Compensation: Time vs. Capital
We can use corporate and contractual tools to separate out the four elements of business value, but to what end? Before we can address that, we should further clarify the common drivers of sharing business value: time and capital investment in the business. But that too is over-simplified, because there are really six different elements to consider for most sharing of business value:
- Past investment of time in the business
- Past investment of capital in the business
- Current investment of time in the business
- Current investment of capital in the business
- Future investment of time in the business
- Future investment of capital in the business
While this appears trite, when you are sharing business value, it is important to not just recognize what you are apportioning value for but also to ask whether there are better ways to apportion the value based on what you are compensating for.
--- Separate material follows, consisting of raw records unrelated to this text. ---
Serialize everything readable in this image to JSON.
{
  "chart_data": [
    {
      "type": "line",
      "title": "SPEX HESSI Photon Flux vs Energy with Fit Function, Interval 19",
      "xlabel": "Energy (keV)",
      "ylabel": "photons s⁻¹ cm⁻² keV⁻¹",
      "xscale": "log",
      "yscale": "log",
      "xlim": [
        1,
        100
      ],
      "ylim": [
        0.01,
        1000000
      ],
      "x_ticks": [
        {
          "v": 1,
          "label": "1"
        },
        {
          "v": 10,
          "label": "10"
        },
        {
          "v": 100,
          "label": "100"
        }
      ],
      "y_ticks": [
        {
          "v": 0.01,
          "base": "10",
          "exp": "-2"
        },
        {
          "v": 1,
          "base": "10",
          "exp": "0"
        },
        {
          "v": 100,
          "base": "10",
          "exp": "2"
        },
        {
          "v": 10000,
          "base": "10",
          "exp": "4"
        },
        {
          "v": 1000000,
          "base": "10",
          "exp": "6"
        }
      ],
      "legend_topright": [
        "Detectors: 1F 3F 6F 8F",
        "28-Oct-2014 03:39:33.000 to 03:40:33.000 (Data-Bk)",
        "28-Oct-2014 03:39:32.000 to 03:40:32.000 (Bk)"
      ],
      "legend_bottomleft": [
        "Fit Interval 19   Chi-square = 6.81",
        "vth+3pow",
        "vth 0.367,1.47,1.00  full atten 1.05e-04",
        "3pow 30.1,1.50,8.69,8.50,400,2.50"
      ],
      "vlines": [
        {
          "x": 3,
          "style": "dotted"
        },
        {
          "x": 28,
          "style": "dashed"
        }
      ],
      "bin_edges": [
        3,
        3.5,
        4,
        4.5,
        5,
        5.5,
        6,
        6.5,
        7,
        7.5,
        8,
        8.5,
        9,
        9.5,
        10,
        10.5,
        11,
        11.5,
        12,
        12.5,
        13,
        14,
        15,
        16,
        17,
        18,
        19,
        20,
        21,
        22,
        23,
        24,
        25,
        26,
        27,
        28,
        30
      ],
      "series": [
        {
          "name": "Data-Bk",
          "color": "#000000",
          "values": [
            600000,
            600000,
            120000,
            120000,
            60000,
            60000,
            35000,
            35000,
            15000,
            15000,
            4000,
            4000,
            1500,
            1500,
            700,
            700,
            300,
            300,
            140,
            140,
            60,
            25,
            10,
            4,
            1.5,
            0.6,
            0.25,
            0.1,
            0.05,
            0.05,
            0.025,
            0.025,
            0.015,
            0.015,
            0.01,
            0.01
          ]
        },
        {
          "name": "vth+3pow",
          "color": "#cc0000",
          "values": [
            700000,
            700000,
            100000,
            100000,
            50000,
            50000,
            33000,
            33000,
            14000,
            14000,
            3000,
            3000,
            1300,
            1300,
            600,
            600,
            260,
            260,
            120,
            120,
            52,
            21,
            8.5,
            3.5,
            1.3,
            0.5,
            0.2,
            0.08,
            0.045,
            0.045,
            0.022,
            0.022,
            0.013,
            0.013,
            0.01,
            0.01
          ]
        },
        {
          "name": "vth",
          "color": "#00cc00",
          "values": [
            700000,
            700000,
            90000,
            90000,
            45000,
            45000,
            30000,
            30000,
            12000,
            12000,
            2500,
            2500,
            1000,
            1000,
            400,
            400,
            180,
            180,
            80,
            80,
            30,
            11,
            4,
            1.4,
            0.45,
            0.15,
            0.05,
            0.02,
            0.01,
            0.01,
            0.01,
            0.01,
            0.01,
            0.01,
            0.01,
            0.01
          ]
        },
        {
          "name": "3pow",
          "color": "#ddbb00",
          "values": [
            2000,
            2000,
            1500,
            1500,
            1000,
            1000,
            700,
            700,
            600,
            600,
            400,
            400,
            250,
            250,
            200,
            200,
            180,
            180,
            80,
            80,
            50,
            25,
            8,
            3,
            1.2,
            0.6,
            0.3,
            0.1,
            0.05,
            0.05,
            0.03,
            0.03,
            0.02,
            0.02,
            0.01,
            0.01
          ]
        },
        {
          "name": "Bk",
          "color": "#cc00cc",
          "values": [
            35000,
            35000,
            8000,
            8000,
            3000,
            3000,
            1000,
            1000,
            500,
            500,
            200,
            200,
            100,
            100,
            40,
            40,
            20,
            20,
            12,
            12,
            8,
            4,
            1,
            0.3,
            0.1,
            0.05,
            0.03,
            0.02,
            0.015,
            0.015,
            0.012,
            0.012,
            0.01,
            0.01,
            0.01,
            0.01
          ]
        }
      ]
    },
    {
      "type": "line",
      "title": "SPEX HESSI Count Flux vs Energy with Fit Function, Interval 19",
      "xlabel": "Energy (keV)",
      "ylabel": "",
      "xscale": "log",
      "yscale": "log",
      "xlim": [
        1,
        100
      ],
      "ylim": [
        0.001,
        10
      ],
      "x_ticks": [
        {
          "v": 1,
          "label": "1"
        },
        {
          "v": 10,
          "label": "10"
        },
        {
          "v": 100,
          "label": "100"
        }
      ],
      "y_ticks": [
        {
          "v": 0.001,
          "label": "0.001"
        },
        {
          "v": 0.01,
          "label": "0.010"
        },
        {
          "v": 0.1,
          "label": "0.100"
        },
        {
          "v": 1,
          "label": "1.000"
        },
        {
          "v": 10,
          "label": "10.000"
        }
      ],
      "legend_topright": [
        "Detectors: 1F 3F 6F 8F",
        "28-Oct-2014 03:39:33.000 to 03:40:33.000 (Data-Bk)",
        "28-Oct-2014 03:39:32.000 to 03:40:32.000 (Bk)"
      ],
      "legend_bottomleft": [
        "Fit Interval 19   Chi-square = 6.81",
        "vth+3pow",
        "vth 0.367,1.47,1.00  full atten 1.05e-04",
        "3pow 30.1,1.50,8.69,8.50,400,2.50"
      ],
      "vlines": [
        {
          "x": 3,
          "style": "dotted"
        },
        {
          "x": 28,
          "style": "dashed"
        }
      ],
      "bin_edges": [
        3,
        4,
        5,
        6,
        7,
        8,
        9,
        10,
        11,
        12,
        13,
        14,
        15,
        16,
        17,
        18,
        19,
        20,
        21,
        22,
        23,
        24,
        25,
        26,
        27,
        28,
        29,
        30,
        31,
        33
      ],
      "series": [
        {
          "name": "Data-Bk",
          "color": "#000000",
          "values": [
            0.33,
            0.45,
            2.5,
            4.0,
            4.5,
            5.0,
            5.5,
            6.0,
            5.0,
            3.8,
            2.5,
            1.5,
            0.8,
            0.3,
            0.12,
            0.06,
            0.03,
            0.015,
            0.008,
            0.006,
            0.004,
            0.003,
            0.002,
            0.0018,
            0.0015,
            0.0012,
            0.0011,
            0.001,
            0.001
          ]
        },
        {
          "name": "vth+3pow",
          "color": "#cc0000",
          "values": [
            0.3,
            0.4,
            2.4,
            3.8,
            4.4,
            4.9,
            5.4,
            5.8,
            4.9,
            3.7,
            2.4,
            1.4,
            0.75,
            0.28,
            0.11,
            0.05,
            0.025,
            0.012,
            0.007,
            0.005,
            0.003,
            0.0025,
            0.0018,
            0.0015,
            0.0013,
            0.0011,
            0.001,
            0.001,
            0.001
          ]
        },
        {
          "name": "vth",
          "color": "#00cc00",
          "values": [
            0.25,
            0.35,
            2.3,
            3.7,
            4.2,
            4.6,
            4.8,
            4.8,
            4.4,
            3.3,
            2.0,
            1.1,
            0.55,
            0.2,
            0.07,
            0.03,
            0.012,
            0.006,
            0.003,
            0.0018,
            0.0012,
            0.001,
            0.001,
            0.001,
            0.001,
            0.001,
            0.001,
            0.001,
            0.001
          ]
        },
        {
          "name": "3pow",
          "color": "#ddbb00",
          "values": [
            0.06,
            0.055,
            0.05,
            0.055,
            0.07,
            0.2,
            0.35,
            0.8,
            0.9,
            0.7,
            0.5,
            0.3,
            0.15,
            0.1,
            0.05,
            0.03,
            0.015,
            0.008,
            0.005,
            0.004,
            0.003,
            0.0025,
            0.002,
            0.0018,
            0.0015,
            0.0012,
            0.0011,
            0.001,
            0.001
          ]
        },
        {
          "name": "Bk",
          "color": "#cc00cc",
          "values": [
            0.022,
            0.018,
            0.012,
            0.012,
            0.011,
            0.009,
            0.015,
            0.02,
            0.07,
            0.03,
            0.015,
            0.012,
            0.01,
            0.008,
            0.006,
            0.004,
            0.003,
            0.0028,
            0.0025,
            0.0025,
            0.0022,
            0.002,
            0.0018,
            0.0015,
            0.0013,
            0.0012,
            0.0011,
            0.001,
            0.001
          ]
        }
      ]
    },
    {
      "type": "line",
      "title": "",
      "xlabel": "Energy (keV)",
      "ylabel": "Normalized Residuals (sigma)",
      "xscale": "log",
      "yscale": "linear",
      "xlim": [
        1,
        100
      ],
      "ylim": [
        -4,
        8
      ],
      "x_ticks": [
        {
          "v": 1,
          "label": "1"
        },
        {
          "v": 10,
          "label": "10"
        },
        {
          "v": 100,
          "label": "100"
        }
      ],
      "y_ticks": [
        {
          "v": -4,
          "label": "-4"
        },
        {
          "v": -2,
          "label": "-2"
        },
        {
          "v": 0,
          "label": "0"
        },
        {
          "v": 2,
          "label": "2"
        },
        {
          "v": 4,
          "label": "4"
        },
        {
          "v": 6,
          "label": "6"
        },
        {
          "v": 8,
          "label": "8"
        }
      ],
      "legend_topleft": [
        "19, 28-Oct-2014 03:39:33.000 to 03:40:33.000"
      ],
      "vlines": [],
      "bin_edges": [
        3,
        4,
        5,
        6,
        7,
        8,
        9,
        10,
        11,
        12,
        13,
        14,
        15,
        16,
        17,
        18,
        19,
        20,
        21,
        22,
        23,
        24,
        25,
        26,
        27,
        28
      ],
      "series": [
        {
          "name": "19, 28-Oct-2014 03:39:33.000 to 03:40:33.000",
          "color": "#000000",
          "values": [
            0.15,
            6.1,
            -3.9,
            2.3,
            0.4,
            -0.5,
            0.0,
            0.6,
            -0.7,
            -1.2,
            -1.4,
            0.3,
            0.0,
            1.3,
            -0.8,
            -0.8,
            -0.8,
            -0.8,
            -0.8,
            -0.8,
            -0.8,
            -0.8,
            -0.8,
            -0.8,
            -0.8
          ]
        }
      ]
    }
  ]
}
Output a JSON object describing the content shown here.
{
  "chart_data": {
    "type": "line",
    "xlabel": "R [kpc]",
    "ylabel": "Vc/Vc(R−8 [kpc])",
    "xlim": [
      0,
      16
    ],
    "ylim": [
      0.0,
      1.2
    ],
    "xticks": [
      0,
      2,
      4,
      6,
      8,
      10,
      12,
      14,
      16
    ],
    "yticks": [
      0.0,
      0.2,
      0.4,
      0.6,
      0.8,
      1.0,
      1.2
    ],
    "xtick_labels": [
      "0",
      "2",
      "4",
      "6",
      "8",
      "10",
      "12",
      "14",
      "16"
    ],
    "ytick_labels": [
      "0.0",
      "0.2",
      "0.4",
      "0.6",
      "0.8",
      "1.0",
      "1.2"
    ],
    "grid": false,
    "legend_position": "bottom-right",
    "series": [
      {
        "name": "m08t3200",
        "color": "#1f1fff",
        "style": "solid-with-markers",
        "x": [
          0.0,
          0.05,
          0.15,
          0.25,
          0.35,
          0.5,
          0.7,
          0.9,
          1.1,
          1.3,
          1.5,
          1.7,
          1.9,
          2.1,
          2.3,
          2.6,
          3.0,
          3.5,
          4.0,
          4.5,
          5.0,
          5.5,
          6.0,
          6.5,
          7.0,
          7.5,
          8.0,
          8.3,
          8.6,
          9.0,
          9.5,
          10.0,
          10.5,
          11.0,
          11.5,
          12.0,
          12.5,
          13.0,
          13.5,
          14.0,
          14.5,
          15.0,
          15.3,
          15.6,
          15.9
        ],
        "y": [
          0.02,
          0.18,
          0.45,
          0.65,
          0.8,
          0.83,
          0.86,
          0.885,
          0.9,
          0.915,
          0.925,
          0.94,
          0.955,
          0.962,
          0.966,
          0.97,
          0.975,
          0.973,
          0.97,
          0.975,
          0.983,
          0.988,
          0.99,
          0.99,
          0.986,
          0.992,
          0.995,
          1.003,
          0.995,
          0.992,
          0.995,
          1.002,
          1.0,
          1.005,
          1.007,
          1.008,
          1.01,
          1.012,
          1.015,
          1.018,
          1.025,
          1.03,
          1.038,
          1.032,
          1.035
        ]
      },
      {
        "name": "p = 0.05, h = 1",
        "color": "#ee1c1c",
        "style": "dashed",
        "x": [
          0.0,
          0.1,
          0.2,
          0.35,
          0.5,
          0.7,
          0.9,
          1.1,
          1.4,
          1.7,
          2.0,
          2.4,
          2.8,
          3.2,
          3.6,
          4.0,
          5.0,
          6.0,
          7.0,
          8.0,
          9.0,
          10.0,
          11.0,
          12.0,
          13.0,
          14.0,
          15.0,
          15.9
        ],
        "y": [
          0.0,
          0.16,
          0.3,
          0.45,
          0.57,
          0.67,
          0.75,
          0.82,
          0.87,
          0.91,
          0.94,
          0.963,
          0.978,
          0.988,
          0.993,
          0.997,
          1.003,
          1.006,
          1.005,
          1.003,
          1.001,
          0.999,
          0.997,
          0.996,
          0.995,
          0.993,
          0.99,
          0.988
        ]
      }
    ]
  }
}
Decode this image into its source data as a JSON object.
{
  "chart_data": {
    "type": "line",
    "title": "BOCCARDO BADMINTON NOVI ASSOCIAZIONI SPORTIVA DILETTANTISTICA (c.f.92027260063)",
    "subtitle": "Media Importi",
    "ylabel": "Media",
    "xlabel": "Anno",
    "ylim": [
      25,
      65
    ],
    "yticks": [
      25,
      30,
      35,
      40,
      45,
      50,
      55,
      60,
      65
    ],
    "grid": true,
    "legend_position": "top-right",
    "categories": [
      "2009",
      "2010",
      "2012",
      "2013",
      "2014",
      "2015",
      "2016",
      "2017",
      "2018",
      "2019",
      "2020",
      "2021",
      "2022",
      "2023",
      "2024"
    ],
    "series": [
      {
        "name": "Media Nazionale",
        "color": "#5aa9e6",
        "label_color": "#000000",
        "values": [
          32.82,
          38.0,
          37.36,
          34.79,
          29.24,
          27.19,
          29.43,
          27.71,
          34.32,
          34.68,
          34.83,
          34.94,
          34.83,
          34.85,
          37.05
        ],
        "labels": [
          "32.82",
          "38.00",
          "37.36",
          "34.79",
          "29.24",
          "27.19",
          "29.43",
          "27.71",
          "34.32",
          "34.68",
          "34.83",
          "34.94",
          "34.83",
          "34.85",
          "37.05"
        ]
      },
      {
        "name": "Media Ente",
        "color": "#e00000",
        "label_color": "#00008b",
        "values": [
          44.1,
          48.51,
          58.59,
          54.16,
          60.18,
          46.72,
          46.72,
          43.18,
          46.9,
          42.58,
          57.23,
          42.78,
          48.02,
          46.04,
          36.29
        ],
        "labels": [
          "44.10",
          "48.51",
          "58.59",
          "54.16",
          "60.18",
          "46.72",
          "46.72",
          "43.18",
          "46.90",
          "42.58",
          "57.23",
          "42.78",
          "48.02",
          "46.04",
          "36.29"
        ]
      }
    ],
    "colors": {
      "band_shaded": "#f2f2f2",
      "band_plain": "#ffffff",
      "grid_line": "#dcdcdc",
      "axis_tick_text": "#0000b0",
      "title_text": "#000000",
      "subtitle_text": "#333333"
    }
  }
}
For example, awarding a new employee profit share now and forever on the basis of what they might do for you tomorrow and a year from now looks like absolute nonsense when framed in that way. Yet many companies will turn over a significant percentage of the company to a new employee based on what they are expected to do. Instead, we can look to one of the tools in our “legal toolbox” and create an option agreement, where the new employee is provided the right to acquire a percentage of the company’s shares (which for simplicity’s sake we can consider as correlating to a share of the profits, control, proceeds on sale and assets on winding up).
All of this provides context for what I, as a lawyer, need to have in hand to provide options on how to structure the company now, and in the future. I can even further break this down to assist both in my framing of options as well as framing the discussion between business founders:
- In consideration of Founder 1’s current and past investment of time and capital in the business; Founder 1 will receive
o A1% of the profits of the business
o A2% of the assets of the business on its winding up
o A3% of the proceeds on the sale of the business; and
o A4% of the control of the business
- In consideration of Founder 2’s current and past investment of time and capital in the business, Founder 2 will receive
o B1% of the profits of the business
o B2% of the assets of the business on its winding up
o B3% of the proceeds on the sale of the business; and
o B4% of the control of the business
- In consideration of Founder 1’s planned future investment of time and capital in the business; Founder 1 will receive
o C1% of the future profits of the business
o C2% of the future assets of the business on its winding up
o C3% of the future proceeds on the sale of the business; and
o C4% of the future control of the business
- In consideration of Founder 2’s planned future investment of time and capital in the business, Founder 2 will receive
o D1% of the future profits of the business
o D2% of the future assets of the business on its winding up
o D3% of the future proceeds on the sale of the business; and
o D4% of the future control of the business
- A1+ B1=100%
- A2+ B2=100%
- A3+ B3=100%
- A4+ B4=100%
While there are many ways in which these sharing arrangements can be accomplished, we will be looking to the operational, family, tax and risk circumstances of the business and the founders (and sometimes even the families of the founders) to determine the right legal, contractual, and corporate structures for them. It is often the most efficient spending of time to explain to your counsel what you hope to achieve, and then allow your lawyer, often in consultation with your accounting, estate and tax advisors; to determine the best path forward.